The Great Contradiction Showdown: How Jailbreak and Stealth Wrestle in Vision-Language Models?
Ching-Chia Kao, Chia-Mu Yu, Chun-Shien Lu, Chu-Song Chen
TL;DR
Vision-Language Models are vulnerable to jailbreaks that threaten safety; this work introduces an information-theoretic framing based on $Fano's inequality$ to bound attack success by stealth and data usage. It proposes a detection-first entropy-gap method ($IEG$) and a Stealthiness-Aware Jailbreak ($SAW$) pipeline spanning keyword extraction, storytelling, typography design, and diffusion-based image synthesis. The authors derive a bound on $P_e$ via mutual information $I(X; Y_1, Y_2)$ and validate the approach with extensive experiments on open- and closed-source VLMs, revealing a persistent tension between attack strength and detectability. The results inform both attacker strategies and defender design, highlighting the need for robust multimodal safety measures and detection in real-world systems.
Abstract
Vision-Language Models (VLMs) have achieved remarkable performance on a variety of tasks, yet they remain vulnerable to jailbreak attacks that compromise safety and reliability.

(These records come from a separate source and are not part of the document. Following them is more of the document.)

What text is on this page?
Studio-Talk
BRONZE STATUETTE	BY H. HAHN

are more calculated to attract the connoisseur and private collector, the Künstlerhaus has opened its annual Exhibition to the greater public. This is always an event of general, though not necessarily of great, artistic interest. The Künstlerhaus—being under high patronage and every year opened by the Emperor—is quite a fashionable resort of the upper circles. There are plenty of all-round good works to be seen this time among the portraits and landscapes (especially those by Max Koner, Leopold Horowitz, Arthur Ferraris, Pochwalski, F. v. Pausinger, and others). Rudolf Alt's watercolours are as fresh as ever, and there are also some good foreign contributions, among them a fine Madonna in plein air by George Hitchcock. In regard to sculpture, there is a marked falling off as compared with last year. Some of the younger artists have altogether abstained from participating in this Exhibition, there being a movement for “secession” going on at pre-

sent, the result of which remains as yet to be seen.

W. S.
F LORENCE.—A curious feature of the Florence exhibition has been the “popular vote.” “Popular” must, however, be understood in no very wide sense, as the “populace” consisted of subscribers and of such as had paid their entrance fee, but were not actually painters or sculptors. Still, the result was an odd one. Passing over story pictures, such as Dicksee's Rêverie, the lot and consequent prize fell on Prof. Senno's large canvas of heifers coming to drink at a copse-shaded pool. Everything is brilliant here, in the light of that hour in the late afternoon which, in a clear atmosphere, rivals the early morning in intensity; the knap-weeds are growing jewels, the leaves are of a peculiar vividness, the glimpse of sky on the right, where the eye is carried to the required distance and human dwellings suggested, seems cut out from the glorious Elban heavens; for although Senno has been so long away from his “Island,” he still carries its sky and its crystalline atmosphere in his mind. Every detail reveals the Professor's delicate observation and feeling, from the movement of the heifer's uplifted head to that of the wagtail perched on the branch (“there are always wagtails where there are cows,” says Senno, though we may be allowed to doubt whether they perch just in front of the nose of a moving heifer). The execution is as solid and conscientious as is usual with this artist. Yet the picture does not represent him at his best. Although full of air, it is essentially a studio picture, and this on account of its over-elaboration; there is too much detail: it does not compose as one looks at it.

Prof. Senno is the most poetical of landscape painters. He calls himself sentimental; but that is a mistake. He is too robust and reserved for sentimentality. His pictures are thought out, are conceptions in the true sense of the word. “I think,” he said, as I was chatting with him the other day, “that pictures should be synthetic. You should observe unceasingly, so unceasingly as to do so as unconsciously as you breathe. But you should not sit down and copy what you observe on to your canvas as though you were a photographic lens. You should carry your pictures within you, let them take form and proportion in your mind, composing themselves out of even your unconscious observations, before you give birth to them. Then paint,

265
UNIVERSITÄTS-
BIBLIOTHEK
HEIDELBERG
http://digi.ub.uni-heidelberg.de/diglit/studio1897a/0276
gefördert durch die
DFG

In this paper, we provide an information-theoretic framework for understanding the fundamental trade-off between the effectiveness of these attacks and their stealthiness. Drawing on Fano's inequality, we demonstrate how an attacker's success probability is intrinsically linked to the stealthiness of generated prompts. Building on this, we propose an efficient algorithm for detecting non-stealthy jailbreak attacks, offering significant improvements in model robustness. Experimental results highlight the tension between strong attacks and their detectability, providing insights into both adversarial strategies and defense mechanisms.